According to Lachlan, Star is a well-rounded media business that provides 17,000 hours of local content.
He also stated that the Fox will continue to expand globally. He further added that the company’s international businesses are no less important than the US business.
“We will continue to expand globally. We don’t see business as a domestic business and an international business. That’s the biggest mistake anyone can make,” Murdoch said at a conference recently.
Talking about the India business, he noted, “We see our business in India not only as important as the US but frankly more important in many ways. Star TV in India is well-rounded media business. It is not a satellite TV provider. It is a media company that provides 17,000 hours of local content.”
Lachlan asserted that the India business is a huge growth business for the company considering that it will deliver an EBITDA of $500 million in FY18 and $1 billion in FY20.
“We’ll make $500 million this year in EBIDTA out of Star, growing to $1 billion in EBITDA by the calendar year 2020. So there’s huge growth business for us around the world,” he said.

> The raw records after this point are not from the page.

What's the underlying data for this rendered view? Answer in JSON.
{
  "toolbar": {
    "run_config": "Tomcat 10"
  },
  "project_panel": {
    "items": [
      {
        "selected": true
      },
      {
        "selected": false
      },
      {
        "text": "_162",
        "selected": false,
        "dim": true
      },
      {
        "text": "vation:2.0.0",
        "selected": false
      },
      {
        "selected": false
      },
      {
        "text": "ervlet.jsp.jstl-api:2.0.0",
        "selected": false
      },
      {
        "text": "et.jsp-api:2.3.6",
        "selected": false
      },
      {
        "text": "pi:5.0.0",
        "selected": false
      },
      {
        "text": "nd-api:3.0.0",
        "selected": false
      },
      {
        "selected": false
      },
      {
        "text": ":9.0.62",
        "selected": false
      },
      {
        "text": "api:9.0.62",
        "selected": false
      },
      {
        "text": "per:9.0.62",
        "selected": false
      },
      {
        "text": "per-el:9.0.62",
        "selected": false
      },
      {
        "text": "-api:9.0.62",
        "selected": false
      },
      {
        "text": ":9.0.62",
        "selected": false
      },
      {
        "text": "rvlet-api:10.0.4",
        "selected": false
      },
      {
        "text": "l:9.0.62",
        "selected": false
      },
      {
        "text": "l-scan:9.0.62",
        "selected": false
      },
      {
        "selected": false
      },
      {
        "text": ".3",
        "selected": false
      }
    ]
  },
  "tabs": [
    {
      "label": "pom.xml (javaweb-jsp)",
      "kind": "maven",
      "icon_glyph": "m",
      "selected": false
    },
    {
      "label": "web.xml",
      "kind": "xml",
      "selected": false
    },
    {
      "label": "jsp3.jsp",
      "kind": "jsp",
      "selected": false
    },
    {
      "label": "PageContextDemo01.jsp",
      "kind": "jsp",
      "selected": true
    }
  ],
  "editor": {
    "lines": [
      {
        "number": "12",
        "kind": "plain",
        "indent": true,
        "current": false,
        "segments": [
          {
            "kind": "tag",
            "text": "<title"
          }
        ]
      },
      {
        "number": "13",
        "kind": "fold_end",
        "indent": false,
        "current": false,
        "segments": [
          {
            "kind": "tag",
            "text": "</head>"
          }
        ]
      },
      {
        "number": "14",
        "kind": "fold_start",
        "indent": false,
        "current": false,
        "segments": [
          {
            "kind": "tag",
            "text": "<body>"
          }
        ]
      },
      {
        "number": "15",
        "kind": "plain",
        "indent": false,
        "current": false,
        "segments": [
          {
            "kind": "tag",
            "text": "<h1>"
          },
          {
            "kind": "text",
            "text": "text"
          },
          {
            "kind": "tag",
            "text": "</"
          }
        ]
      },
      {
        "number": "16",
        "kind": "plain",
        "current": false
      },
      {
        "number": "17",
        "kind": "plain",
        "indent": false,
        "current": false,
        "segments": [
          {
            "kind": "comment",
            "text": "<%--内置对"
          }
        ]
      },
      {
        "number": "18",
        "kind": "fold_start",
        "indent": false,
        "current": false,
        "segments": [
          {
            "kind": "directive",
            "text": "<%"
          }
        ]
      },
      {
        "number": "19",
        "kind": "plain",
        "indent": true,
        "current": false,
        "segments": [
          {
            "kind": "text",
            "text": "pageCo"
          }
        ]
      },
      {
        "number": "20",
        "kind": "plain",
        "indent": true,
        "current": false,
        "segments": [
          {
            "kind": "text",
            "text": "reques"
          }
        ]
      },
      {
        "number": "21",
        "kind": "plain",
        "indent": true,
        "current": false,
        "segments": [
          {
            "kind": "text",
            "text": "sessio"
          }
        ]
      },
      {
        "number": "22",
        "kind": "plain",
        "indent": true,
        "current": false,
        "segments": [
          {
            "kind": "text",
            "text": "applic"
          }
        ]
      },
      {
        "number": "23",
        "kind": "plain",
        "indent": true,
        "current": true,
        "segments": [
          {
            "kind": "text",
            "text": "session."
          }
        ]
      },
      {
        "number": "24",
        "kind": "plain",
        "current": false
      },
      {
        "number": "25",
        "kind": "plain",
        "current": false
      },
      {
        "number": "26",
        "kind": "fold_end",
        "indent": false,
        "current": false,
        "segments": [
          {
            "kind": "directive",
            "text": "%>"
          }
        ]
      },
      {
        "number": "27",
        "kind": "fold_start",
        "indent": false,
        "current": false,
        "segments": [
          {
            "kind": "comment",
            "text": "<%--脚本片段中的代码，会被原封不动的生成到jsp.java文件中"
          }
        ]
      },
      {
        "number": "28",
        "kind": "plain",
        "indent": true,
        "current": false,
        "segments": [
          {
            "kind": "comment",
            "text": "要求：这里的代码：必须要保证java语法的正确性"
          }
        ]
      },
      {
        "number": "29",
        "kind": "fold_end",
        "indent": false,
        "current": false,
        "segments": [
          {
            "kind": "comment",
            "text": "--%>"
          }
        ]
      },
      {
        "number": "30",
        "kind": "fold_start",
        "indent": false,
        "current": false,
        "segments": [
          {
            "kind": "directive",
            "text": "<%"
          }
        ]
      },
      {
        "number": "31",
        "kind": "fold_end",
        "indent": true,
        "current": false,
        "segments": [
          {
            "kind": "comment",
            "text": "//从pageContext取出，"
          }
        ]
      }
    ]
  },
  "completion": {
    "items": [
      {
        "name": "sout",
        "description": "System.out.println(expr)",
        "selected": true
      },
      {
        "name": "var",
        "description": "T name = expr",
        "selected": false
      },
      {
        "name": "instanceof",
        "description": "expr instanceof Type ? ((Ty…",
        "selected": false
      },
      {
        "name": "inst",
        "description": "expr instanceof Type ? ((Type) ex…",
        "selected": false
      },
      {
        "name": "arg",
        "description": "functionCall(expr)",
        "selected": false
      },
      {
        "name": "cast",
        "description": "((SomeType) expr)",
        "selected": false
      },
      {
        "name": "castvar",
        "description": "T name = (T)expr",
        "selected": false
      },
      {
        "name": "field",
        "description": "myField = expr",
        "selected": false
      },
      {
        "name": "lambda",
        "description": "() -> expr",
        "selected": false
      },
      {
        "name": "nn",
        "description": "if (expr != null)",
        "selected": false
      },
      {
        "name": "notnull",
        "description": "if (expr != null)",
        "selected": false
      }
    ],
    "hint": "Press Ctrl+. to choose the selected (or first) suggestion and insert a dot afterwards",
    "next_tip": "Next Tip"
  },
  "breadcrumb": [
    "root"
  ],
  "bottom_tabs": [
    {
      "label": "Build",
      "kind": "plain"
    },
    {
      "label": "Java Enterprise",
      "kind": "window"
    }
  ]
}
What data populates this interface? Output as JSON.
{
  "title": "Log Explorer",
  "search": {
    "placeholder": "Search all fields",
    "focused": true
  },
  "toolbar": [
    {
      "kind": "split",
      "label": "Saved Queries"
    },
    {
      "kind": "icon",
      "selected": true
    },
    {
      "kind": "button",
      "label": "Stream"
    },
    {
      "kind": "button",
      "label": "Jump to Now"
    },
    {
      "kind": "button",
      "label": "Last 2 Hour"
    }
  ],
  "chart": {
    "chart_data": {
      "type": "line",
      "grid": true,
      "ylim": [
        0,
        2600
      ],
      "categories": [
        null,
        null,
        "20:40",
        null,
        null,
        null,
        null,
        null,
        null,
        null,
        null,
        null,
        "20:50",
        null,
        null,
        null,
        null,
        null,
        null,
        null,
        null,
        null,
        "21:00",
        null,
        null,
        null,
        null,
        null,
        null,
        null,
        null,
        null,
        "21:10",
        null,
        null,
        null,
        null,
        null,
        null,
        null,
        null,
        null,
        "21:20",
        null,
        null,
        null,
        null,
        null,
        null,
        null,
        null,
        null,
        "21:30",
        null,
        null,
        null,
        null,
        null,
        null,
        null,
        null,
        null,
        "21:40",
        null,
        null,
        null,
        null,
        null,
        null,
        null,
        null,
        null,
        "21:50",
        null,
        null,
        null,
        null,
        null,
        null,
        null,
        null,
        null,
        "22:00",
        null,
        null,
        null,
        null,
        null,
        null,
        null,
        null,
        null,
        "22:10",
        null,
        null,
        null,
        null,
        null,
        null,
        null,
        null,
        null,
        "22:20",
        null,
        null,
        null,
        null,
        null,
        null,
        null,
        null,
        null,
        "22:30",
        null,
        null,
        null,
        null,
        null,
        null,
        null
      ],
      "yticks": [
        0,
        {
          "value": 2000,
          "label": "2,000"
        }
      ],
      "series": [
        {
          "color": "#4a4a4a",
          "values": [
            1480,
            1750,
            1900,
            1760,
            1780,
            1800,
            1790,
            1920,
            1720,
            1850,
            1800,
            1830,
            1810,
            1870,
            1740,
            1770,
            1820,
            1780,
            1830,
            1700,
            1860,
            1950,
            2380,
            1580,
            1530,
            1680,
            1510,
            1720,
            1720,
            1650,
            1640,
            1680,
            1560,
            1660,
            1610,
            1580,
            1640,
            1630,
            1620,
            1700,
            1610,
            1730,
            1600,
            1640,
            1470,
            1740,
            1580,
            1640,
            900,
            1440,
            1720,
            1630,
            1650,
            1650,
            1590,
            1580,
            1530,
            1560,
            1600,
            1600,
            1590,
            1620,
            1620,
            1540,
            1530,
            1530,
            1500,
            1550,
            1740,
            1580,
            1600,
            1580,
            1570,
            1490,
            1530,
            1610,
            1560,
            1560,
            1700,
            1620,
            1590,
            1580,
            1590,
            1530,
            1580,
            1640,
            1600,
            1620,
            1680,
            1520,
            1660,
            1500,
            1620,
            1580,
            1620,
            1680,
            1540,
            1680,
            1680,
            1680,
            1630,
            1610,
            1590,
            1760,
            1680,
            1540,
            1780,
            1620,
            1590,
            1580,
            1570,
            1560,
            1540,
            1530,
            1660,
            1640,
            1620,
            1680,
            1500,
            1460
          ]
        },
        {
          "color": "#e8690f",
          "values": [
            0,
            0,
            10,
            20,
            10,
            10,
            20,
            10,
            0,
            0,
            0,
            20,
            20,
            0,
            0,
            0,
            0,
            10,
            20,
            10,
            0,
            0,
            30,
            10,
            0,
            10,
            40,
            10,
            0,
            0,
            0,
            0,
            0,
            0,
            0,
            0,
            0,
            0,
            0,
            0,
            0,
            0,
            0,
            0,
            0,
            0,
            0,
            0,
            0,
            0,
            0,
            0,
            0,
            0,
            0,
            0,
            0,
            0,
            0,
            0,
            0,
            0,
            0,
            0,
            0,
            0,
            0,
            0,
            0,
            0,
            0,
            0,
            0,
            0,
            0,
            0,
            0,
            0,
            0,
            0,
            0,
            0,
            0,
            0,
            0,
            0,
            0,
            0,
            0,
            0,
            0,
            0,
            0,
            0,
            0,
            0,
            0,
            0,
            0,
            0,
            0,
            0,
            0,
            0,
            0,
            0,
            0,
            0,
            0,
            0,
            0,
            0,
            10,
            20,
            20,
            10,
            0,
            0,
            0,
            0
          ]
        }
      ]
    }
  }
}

While refusing to comment on media reports that the company is planning to sell a large part of its assets including Star India, Murdoch said that Fox is only company which has seen a growth in affiliate revenue and subscriber base.
He also said that the companies that don’t have a scale will face survival issues in the digital age. Scale, he said, is not an issue in Fox’s case.
“There are sub-scale businesses in media today, which will be the losers going forward in a digital world. And that’s absolutely the case. If you haven’t invested in your programming and your channels and you haven’t invested in your distribution platforms, you are unlikely to get on the new digital services, and subsequently, you will struggle. We don’t believe we’re in that situation, and we can demonstratively point to growing affiliate fee growth,” he said.
“I think we’re [maybe the only large media company in America] that’s growing subscribers – net subscribers across our channels because of our mix of younger cable channels. So [we] feel very strongly about where we’re positioned to grow the company as a standalone company.”
He further pointed out that all media companies will be in direct to consumer business going forward. He also said that the old business models will have to change in the digital era.
“All media companies are going to be direct-to-consumer. So whether it’s in the next few months – and we’ll see more launches in the next few months – and over the next couple years, every single media company will have direct-to-consumer products. And, ultimately, everything will be available direct-to-consumer,” he stated.